Contact a support professional

This is a quite inconspicuous link rightly placed at the bottom of the page. The thinking seems to be that people should try to help themselves first by looking for a solution to the problem using the existing published resources. Only if that fails, should they contact a human and ask for personalised help.

This makes sense. If all Microsoft product users had to speak to support professionals, Microsoft would be running a 5,000,000 people call centre just answering email and picking up the phone. The option would be abused by people who just need too much hand-holding or are inherently lazy. Sure, systems should “just work”, but as this isn’t happening any time soon, it’s worthwhile focusing on how to provide quality support services. It’s important to have the (expensive) human option as a last resort. (In saying this I fully recognise that my “last resort” is different than your “last resort”.)

So I clicked on and was taken to http://support.microsoft.com/oas

There, I was asked what product I’m having trouble with, I designated “Windows Update” from the well-designed “quick product finder” input box and was instantly on my way.

I got a properly signed SSL certificate, accepted the legal terms of service and provided information about the bug I was experiencing over an encrypted connection.

Within the next 24 hours I got a polite email in proper English, giving a single suggestion in clear steps that immediately fixed my problem.

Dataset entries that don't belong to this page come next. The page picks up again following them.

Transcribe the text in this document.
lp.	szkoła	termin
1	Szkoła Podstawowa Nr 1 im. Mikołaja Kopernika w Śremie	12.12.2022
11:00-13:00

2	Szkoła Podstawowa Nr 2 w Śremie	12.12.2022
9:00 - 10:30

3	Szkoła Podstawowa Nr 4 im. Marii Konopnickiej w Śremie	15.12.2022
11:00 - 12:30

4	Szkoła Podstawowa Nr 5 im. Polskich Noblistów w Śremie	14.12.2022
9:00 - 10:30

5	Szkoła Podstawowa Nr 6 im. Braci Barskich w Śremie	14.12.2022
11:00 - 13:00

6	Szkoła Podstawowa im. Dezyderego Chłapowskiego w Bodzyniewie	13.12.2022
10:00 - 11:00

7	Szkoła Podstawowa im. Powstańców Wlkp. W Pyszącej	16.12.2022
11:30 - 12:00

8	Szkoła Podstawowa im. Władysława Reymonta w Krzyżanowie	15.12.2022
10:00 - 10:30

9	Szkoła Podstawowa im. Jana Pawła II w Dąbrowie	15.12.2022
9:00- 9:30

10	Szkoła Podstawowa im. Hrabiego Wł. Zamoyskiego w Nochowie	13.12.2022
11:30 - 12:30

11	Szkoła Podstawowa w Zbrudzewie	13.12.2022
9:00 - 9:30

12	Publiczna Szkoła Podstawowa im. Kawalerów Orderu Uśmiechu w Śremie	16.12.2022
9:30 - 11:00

Should I want to refer back to the information I supplied, I can do so from a link sent in an email report of my opened case. To protect me from people hijacking the link in transit, Microsoft will ask for my email and then send me a new (https://) link after 7 days of the original link.

From a customer experience point of view, I am impressed.

Well done Microsoft.

 

 

PS: For posterity, my particular problem was that KB982632 fails to install with error code 0x800b0100. But the suggestion of the support engineer seems like a great way of resolving a whole class of  Windows/Microsoft Update problems. It basically wipes out all local Windows/Microsoft Update files and allows your machine to make a fresh start.

Step 1: Rename the Windows Update Softwaredistribution folder

================================================

This issue may occur if the Windows Update Software distribution folder has been corrupted. We can refer to the following steps to rename this folder. Please note that the folder will be re-created the next time we visit the Windows Update site.

1. Close all the open windows.

2. Click “Start”, click “All programs”, and click “Accessories”.

3. Right-click “Command Prompt”, and click “Run as administrator”.

4. In the “Administrator: Command Prompt” window, type in “net stop WuAuServ” (without the quotes) and press Enter.

Note: Please look at the cmd window and make sure it says that it was successfully stopped before we try to rename the folder. However, if it fails, please let me know before performing any further steps and include any error messages you may have received when it failed.

5. Click “Start”, in the “Start Search” box, type in “%windir%” (without the quotes) and press Enter.

6. In the opened folder, look for the folder named “SoftwareDistribution”.

7. Right-click on the folder, select “Rename” and type “SDold” (without the quotes) to rename this folder.

8. Still in “Administrator: Command Prompt” window, type the command “net start WuAuServ” (without the quotes) in the opened window to restart the Windows Updates service.

Note: Please look at the cmd window and make sure it says that it was successfully started. However, if it fails, please let me know before performing any further steps and include any error messages you may have received when it failed.

This worked as expected. The corrupted Microsoft Update cache was cleared out of the way and on the subsequent Microsoft Update run, everything installed appropriately. An elegant way of solving a horde of Windows/Microsoft Update problems.